Inept offense fails to score TD for 2nd straight week

Two games and more than 120 minutes into Duke's season, the question Carl Franks never dreamed he'd ever have to answer just jolted him like a raging free safety.

"When is Duke going to finally score a touchdown?"

It was never supposed to be like this. Franks had brought his Florida-style offense to inject some much-needed life into an attack that had stalled under former head coach Fred Goldsmith. But instead of a Blue Devil offensive explosion, Franks' brainchild has imploded in a horrific eight-quarter, zero-touchdown display.

"If you had told me we'd go eight quarters and not score a touchdown, I would have said there was no way it could happen," Franks said, still shaking his head and wondering how this could have ever happened.

Granted, the offense fared better in this game than in its debut, when it never managed to cross ECU's 10-yard line. Saturday, the Blue Devils twice marched inside the Northwestern five-yard line, but failed to cash in either time. And if one official had ruled Scottie Montgomery's apparent grab in the endzone a catch, the Blue Devils may well have celebrated their first touchdown of the season.

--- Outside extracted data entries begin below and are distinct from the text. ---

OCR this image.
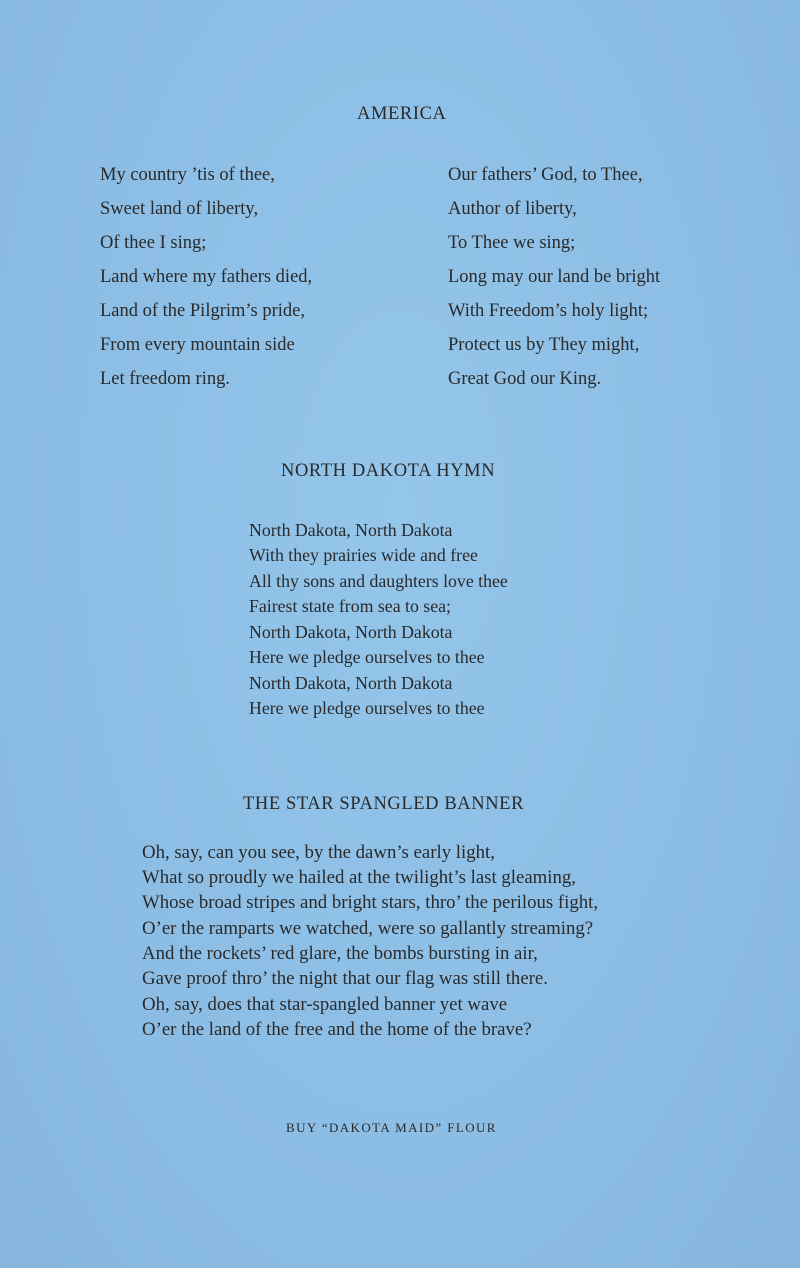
AMERICA
My country ’tis of thee,
Sweet land of liberty,
Of thee I sing;
Land where my fathers died,
Land of the Pilgrim’s pride,
From every mountain side
Let freedom ring.
Our fathers’ God, to Thee,
Author of liberty,
To Thee we sing;
Long may our land be bright
With Freedom’s holy light;
Protect us by They might,
Great God our King.
NORTH DAKOTA HYMN
North Dakota, North Dakota
With they prairies wide and free
All thy sons and daughters love thee
Fairest state from sea to sea;
North Dakota, North Dakota
Here we pledge ourselves to thee
North Dakota, North Dakota
Here we pledge ourselves to thee
THE STAR SPANGLED BANNER
Oh, say, can you see, by the dawn’s early light,
What so proudly we hailed at the twilight’s last gleaming,
Whose broad stripes and bright stars, thro’ the perilous fight,
O’er the ramparts we watched, were so gallantly streaming?
And the rockets’ red glare, the bombs bursting in air,
Gave proof thro’ the night that our flag was still there.
Oh, say, does that star-spangled banner yet wave
O’er the land of the free and the home of the brave?
BUY “DAKOTA MAID” FLOUR
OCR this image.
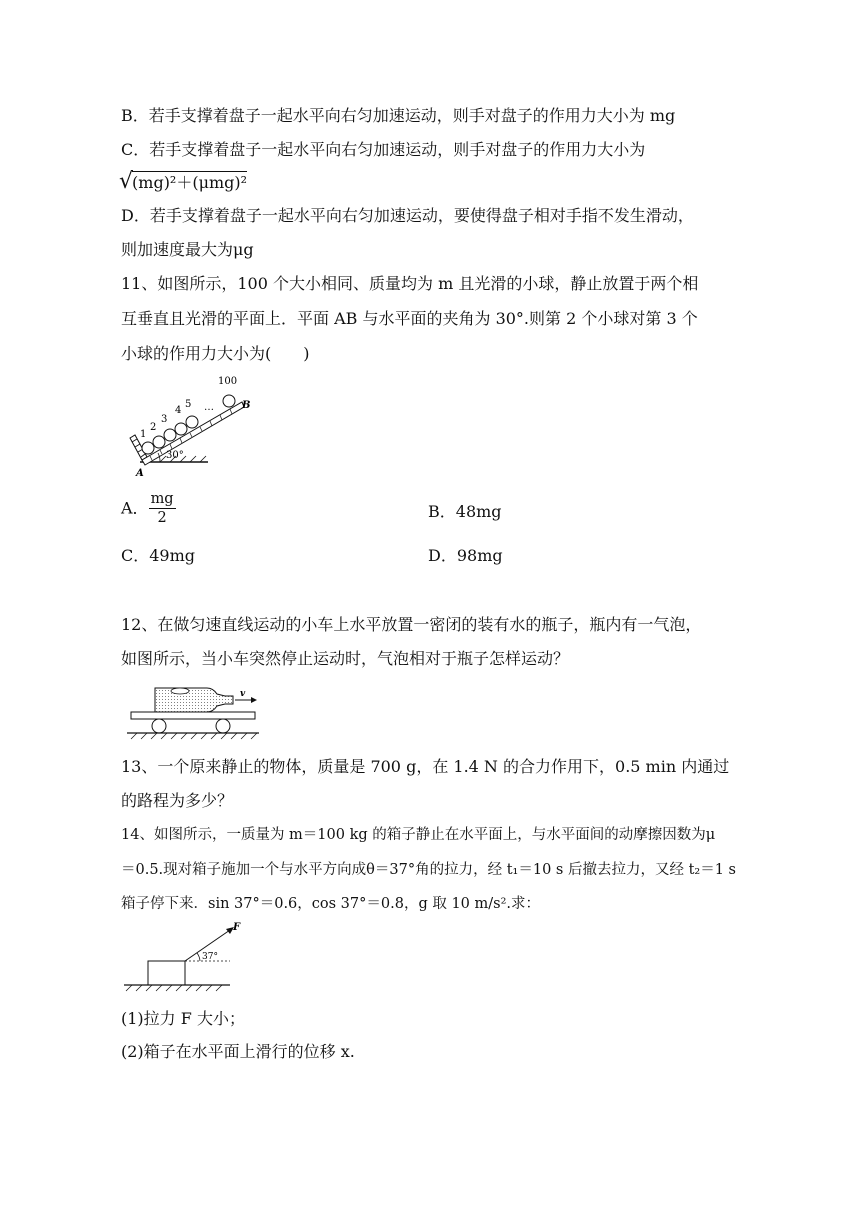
B．若手支撑着盘子一起水平向右匀加速运动，则手对盘子的作用力大小为 mg
C．若手支撑着盘子一起水平向右匀加速运动，则手对盘子的作用力大小为
√ (mg)²＋(μmg)²
D．若手支撑着盘子一起水平向右匀加速运动，要使得盘子相对手指不发生滑动，
则加速度最大为μg
11、如图所示，100 个大小相同、质量均为 m 且光滑的小球，静止放置于两个相
互垂直且光滑的平面上．平面 AB 与水平面的夹角为 30°.则第 2 个小球对第 3 个
小球的作用力大小为(　　)
1
2
3
4
5 …
100
B
A
30°
A． $\frac{mg}{2}$	B．48mg
C．49mg	D．98mg
12、在做匀速直线运动的小车上水平放置一密闭的装有水的瓶子，瓶内有一气泡，
如图所示，当小车突然停止运动时，气泡相对于瓶子怎样运动？
v
13、一个原来静止的物体，质量是 700 g，在 1.4 N 的合力作用下，0.5 min 内通过
的路程为多少？
14、如图所示，一质量为 m＝100 kg 的箱子静止在水平面上，与水平面间的动摩擦因数为μ
＝0.5.现对箱子施加一个与水平方向成θ＝37°角的拉力，经 t₁＝10 s 后撤去拉力，又经 t₂＝1 s
箱子停下来．sin 37°＝0.6，cos 37°＝0.8，g 取 10 m/s².求：
F
37°
(1)拉力 F 大小；
(2)箱子在水平面上滑行的位移 x.
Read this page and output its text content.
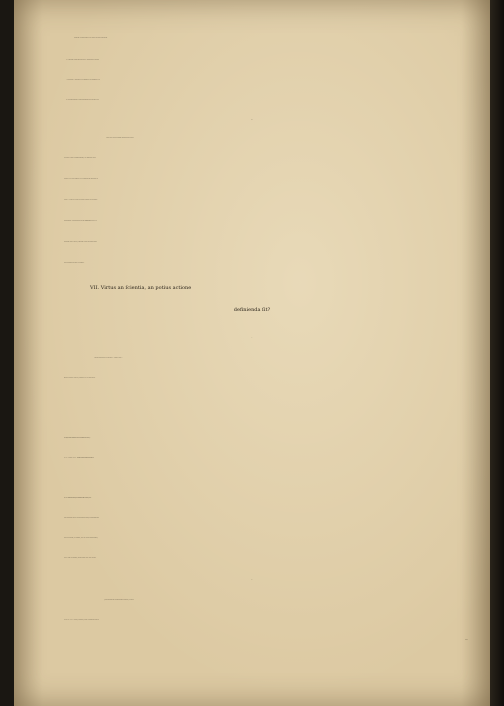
quartum in perſpicientia veri atque ſolertia occupatum.
III. tanquam virtutem moralem ex Cardinalibus quartá
I V. Scientia & Sapientia vel conjungit vel commiſcet. un-
de Prudentiſſimum & Sapientiſſimum pro iiſdem habet.
III.
Unde patet Ciceronianam tractationem captui
populari potius accommodatam,ut ab omnibus facilè
percipi et ad vitæ conſilia & ad honeſtatem transferri po-
tuerit : Et hinc ni fallor eſt quoque conciſa illa tractatio
Ciceroniana: Ariſtotelicam autem ἀκριβέστερόν τι ſapere &
naturam hujus virtutis, tanquam Ducis cujuſdam mora-
lium actionum plenius exprimere.
VII. Virtus an ſcientia, an potius actione
definienda ſit?
I.
Egregia Ciceronis eſt ſententia : Virtutis laus o-
mnis in actione conſiſtit, deſcripta ex illo Ariſtotelis:
ἐν τῷ βίῳ καλῶν ἀγαθῶν οἱ πράττοντες ἐπήβολοι γίνονται, &
lib. 2. Nicom. cap. 2. ἡ πρᾶξις πραγματεία οὐ θεωρίας ἕνεκά
ἀλλ᾽ ἵν᾽ ἀγαθοὶ γενώμεθα, ἐπεὶ οὐδὲν ἂν ἦν ὄφελος αὐτῆς, præ-
ſens tractatio non eſt ſpeculationis causâ, quemadmodum
aliæ: non enim, ut ſciamus, quid ſit virtus conſideramus,
ſed ut boni efficiamur, alioqui nulla eſſet ejus utilitas.
II.
Quam ſententiam elegantiſſimè tranſtulit, Seneca
epiſt. 20. & 24: Facere, inquiens, docet Philoſophia non di-
cere.
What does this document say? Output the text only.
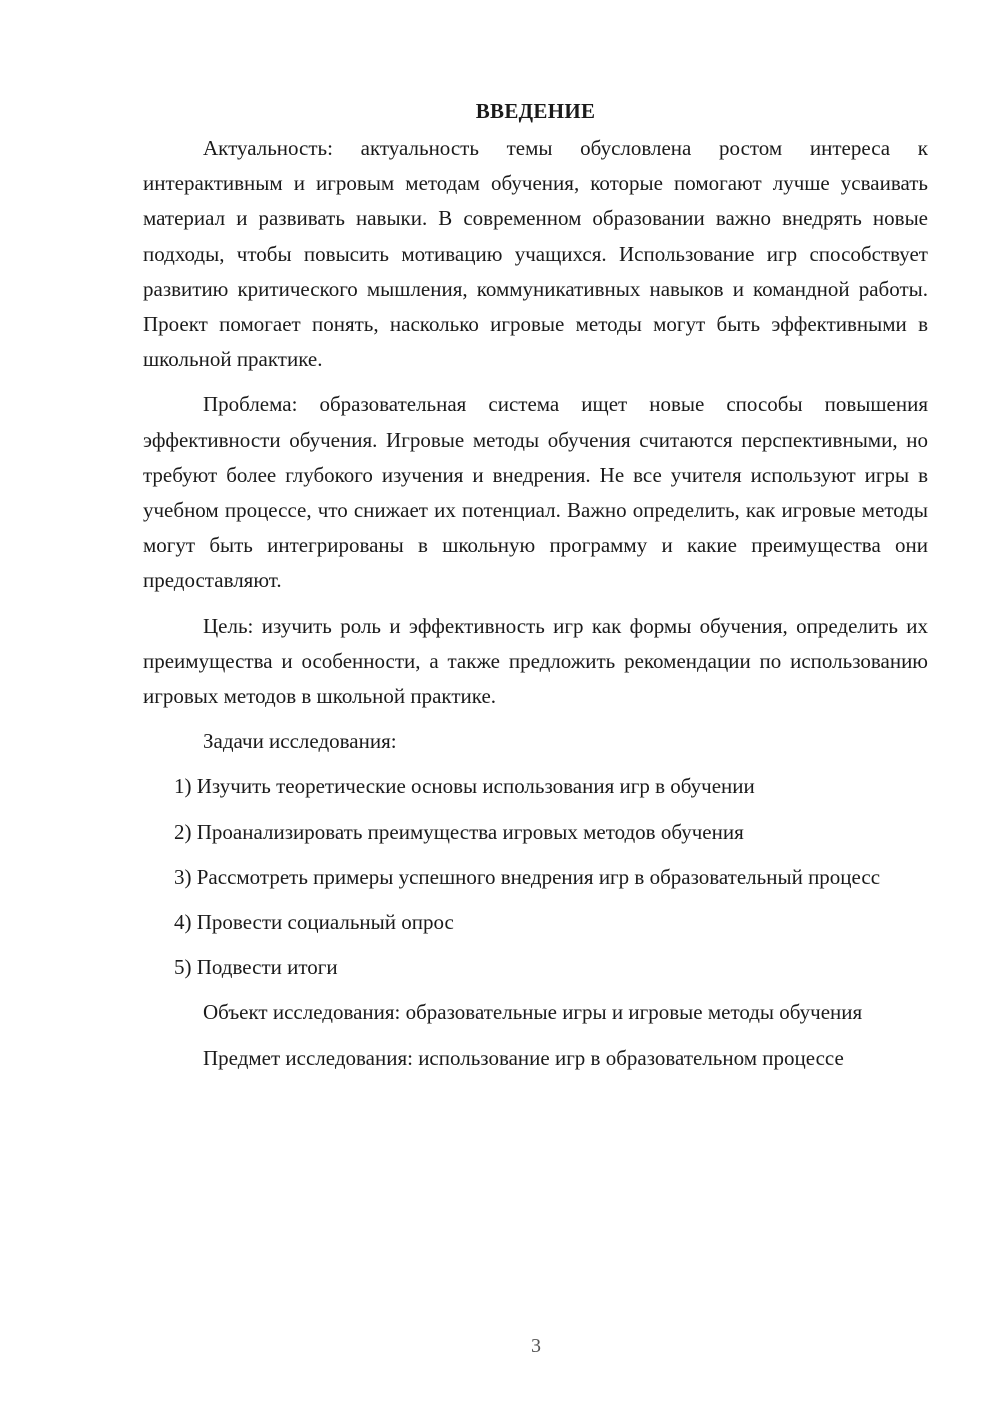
ВВЕДЕНИЕ

Актуальность: актуальность темы обусловлена ростом интереса к интерактивным и игровым методам обучения, которые помогают лучше усваивать материал и развивать навыки. В современном образовании важно внедрять новые подходы, чтобы повысить мотивацию учащихся. Использование игр способствует развитию критического мышления, коммуникативных навыков и командной работы. Проект помогает понять, насколько игровые методы могут быть эффективными в школьной практике.

Проблема: образовательная система ищет новые способы повышения эффективности обучения. Игровые методы обучения считаются перспективными, но требуют более глубокого изучения и внедрения. Не все учителя используют игры в учебном процессе, что снижает их потенциал. Важно определить, как игровые методы могут быть интегрированы в школьную программу и какие преимущества они предоставляют.

Цель: изучить роль и эффективность игр как формы обучения, определить их преимущества и особенности, а также предложить рекомендации по использованию игровых методов в школьной практике.

Задачи исследования:

1) Изучить теоретические основы использования игр в обучении

2) Проанализировать преимущества игровых методов обучения

3) Рассмотреть примеры успешного внедрения игр в образовательный процесс

4) Провести социальный опрос

5) Подвести итоги

Объект исследования: образовательные игры и игровые методы обучения

Предмет исследования: использование игр в образовательном процессе

3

But even taking all that into consideration, Duke's offense was, in a word, offensive.

The measures of futility were simply staggering.

  • The first pass completion of the day came with 7:27 left in the second quarter.

  • Before that play, Duke had run up six yards of total offense on 27 plays.

  • Kevin Thompson hit only 12-of-32 passes on the day, and was, by far, the better quarterback on the afternoon, as starter Bobby Campbell completed 2-of-14 for 12 yards.

  • Franks never gave up on the ground game, but B.J. Hill and Duane Epperson combined for only 74 yards on 28 carries, a paltry 2.6 yards per carry.

  • Duke's two best offensive players, Richmond Flowers and Montgomery, caught a combined three balls for 18 yards.

These numbers might dismay the fans, but it's killing Montgomery.

"I'm still thinking this is almost like a dream," Montgomery said. "We still haven't scored a touchdown. I'm a desperate person right now and our team is desperate, and I hope our offense is certainly desperate."

The blame for Duke's offensive struggles doesn't rest with just one area. On Duke's first possession, it was the offensive line's inability to open up holes and protect Campbell, who was swarmed before he even had a chance to look at a receiver.

On ensuing possessions, Campbell misfired on several occasions to open targets, leaving Franks exasperated on the sidelines. Thompson also had trouble finding open targets and threw into triple coverage on one occasion.

And when the offense had the opportunity to strike gold, it found coal. Just before the half, Thompson had driven the team down to the Northwestern 25 with under a minute left. But on the third-and-five, Thompson and the rest of the offense looked confused before the play, and looked ever worse during it. Defensive end Gladston Taylor swarmed Thompson back at the 35-yard line, pushing the Blue Devils into questionable field goal range.

"We tried to audible on that play and not everybody got the audible," Franks said. "I wish we had communicated the audible to everybody because we got to a good play-we just didn't get it to everybody."

The protection scheme broke down again at another crucial juncture later in the game. An Eric Jones pick had handed the Blue Devils a golden opportunity on the Northwestern 41-yard line with 47 seconds left. But Dwayne Missouri and Kevin Bentley combined to drop Thompson back in Duke territory on first down and effectively ended Duke's chances in regulation.The backwards march at the end of regulation and Montgomery's near-grab in overtime put the exclamation point on an afternoon of frustrations for the offense.

Whether it was the quarterback shuffle that resulted in little production from one and even less from the other, or the ineffective ground game or the string of open receivers missed and not seen, one thing was made painfully clear: while the offensive game plan might be a work of genius, the execution is still a work in progress.

"I think our [offense] is very young and we don't know each other yet," Montgomery said. "I wish that I could tell you the truth and say, 'We're going to be clicking next week.' I think we got better, but we really have to come together as a team and play team football.

"It just kills me to see [Franks] go through this. Because he's putting together one of the best game plans I've ever been around, and we're just not executing as an offense-just not executing."